-
Bug
-
Resolution: Unresolved
-
Low
-
Code Generation Tools
-
CODEGEN-9439
-
-
default
-
This issue only applies to users who are manually programming the Matrix Multiply Accelerator (MMA) and are using the __HWA_LOAD_2REG intrinsic.
The Matrix Multiply Accelerator (MMA) paired with the C7120 CPU allows the user to send values into bias, scale, and shift registers within the MMA that affect the operation of the MMA.
The MMA will issue a hardware exception when more than one load of each of a bias, scale, or shift register pair is issued in a 24-cycle period.
A programmer who wants to load a value into the bias, scale or shift registers will use the __HWA_LOAD_2REG intrinsics in C/C++ code. The use of this intrinsic results in an HWAOPEN instruction with a special immediate operand (0x8, 0x9, 0xa, or 0xb) in the compiler-generated assembly.
The C7000 compiler does not ensure that any two loads to the same MMA register pair do not execute within 24 cycles. Therefore, if the source code has two loads to the same MMA register pair, the compiler may produce code that results in the exception described above. This could also occur if a single load to an MMA register appears in a loop.
There are no plans to address this issue in the compiler.

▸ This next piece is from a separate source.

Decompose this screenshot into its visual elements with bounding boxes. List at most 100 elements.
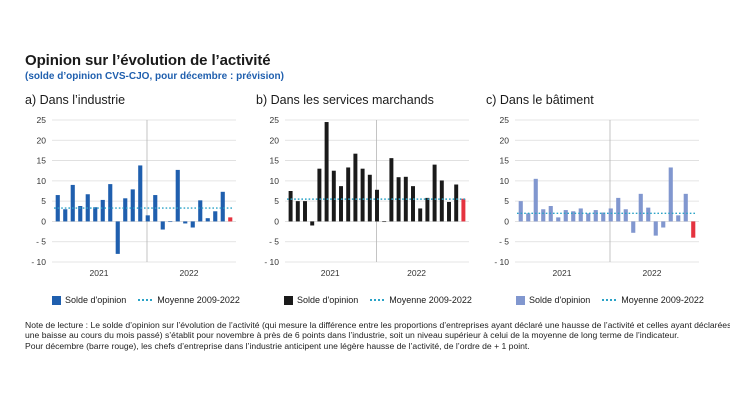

The MMALIB software package that is delivered with the PSDK is tested to ensure that this condition does not occur.
Potential workaround:
The programmer can ensure that 24 cycles elapse in-between two loads to the same MMA register pair by placing the following C code in-between loads of the same MMA bias/scale/shift register pair:
__asm(" NOP 0x8 ; rate-limit MMA load bias/scale/shift pairs (8) ");
__asm(" NOP 0x8 ; rate-limit MMA load bias/scale/shift pairs (16)");
__asm(" NOP 0x8 ; rate-limit MMA load bias/scale/shift pairs (24)");
This technique may have undesirable performance effects.